お客様からお預かりした資金は、円資産のまま短期金融市場等で運用しています。
ファンド資産を外貨に転換しているわけでは無いのですね。
はい、そのとおりです。従いまして元本部分は、為替変動の影響を受けません。影響をうけるのは、スワップ取引で受け取る部分になります。
為替リスクを低減する手法としては、為替ヘッジをするのが、一般的ですが元本部分は為替変動の影響を受けず、影響を受けるのは収益部分のみという点において、実質的に為替ヘッジと同じ効果が得られるのですね。
それでは、最後に信託期間についてお伺いします。当ファンドは、長期保有してこそ、高いインカムが効果を生むファンドだと感じましたが、それに対して信託期間が7年と決して長くないのが心配なのですが。
当社では、5年のKPIを意識しており、5年経過後、状況をみてからの判断となりますが、長期で運用して頂きたいので、信託期間は基本的に延長する予定だとお考え頂ければと思います。
当ファンドに適した投資スタンスは?
裏切らないインカムを長期間積上げるスタンス
当ファンドのリスクファクターは、実質的な投資対象が債券であるため、金利上昇局面(金利変動リスク)と金融市場のショック時(信用リスク)であると考えられます。

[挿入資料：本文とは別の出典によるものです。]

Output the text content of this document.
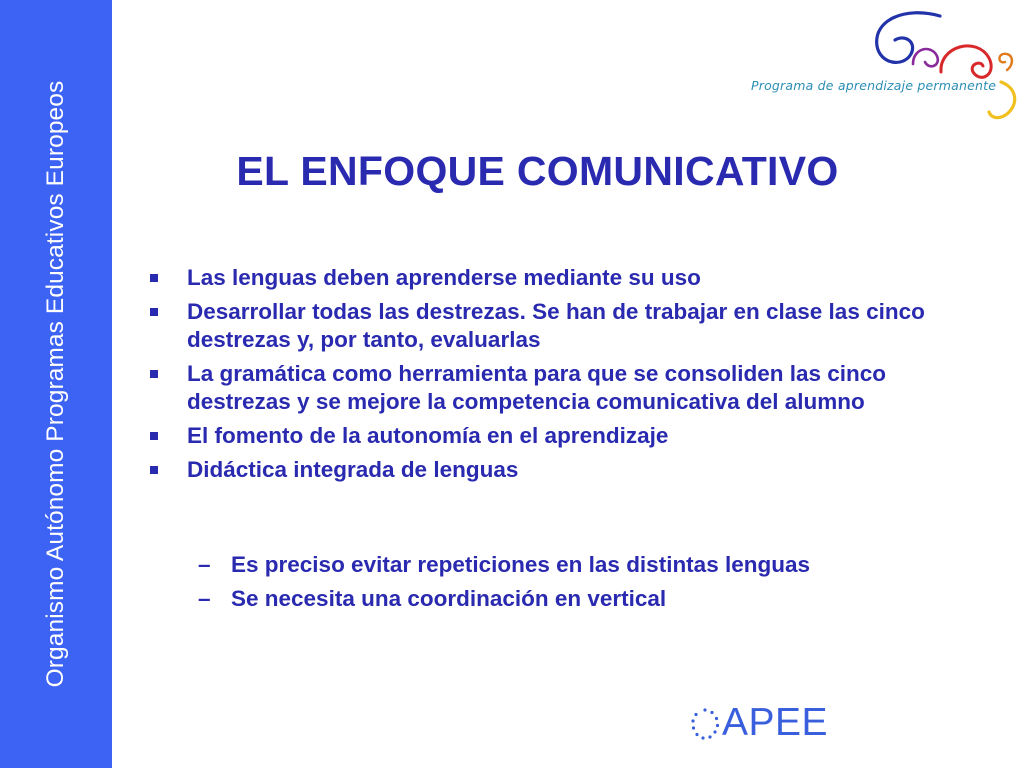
Organismo Autónomo Programas Educativos Europeos	Programa de aprendizaje permanente
EL ENFOQUE COMUNICATIVO
Las lenguas deben aprenderse mediante su uso
Desarrollar todas las destrezas. Se han de trabajar en clase las cinco destrezas y, por tanto, evaluarlas
La gramática como herramienta para que se consoliden las cinco destrezas y se mejore la competencia comunicativa del alumno
El fomento de la autonomía en el aprendizaje
Didáctica integrada de lenguas
– Es preciso evitar repeticiones en las distintas lenguas
– Se necesita una coordinación en vertical
APEE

金利リスクは、ある程度の期間で循環するものであり、金利上昇と低下の両局面をまたいで保有することで低減できるリスクといえるでしょう。
金融ショック時には、短期的に大きなキャピタル・ロスが発生する可能性は否定できません。
あくまでシミュレーションですが、コロナショック時には、一時的に30%弱の下落を記録しています。
これは、株式やREITの値下がりほどではないものの、決して小さなものではありません。

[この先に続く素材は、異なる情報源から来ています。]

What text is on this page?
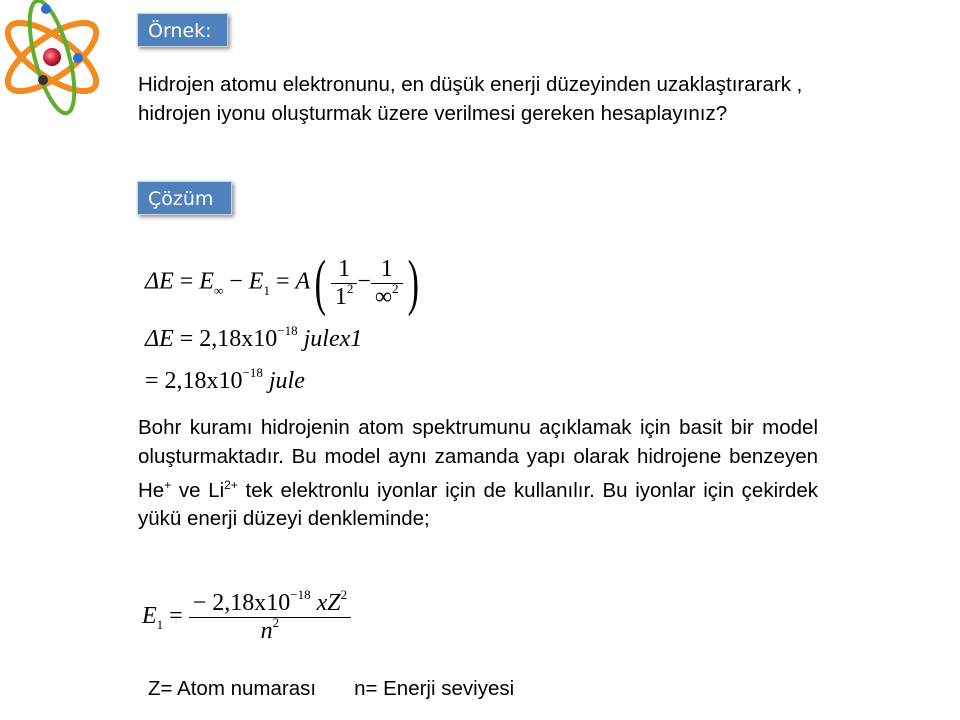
Örnek:

Hidrojen atomu elektronunu, en düşük enerji düzeyinden uzaklaştırarark , hidrojen iyonu oluşturmak üzere verilmesi gereken hesaplayınız?

Çözüm
$\Delta E = E_\infty - E_1 = A( \frac{1}{1^2} - \frac{1}{\infty^2}$ )
$\Delta E = 2,18x10^{-18}$ julex1
= $2,18x10^{-18}$ jule

Bohr kuramı hidrojenin atom spektrumunu açıklamak için basit bir model oluşturmaktadır. Bu model aynı zamanda yapı olarak hidrojene benzeyen He+ ve $Li^{2+}$ tek elektronlu iyonlar için de kullanılır. Bu iyonlar için çekirdek yükü enerji düzeyi denkleminde;

$E_1 = \frac{- 2,18x10^{-18} xZ^2}{n^2}$
Z= Atom numarası n= Enerji seviyesi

しかし、10%のインカムは継続的に得られるので、価格の戻りがなくても3~4年でカバーできる計算になります。
金融市場のショックは、頻繁に起きるのではなく、また、市場参加者の極端なリスク回避行動は、時間が経過すればまたリスク・オンへと切り替わります。長期的に高いインカムを積上げていくことで、短期的な値下がり対するバッファーとなることが期待できるでしょう。
やはり長期投資を基本とすることが、リスクファクターをカバーして安定的な資産運用を実現するためのポイントと言えます。
毎月分配型
高いインカムを原資とした分配金は、高水準となることが予想されます。従って、分配金を受け取りながら運用(使いながら運用)をしたい資産活用層に適しているコースといえるでしょう。長期投資を前提として、当面(長期間)投資元本を解約することがない範囲の金額で投資することが重要です。
資産成長型
高いインカムの複利効果(本来、複利効果は、インカム型商品こそ当てはまる考え方)は、期間が長ければ、より大きくなることが知られています。
従って、長期投資との相性が良く、将来に備えた資産づくりを考えている資産形成層に適しているコースといえるでしょう。
大きな値上がり益の獲得に対する期待度は、株式投信等に比べて、相対的に低くなるので、投資環境の変化に応じて、ファンドを入れ替えながら投資効果向上を目指す投資スタンスには向いていません。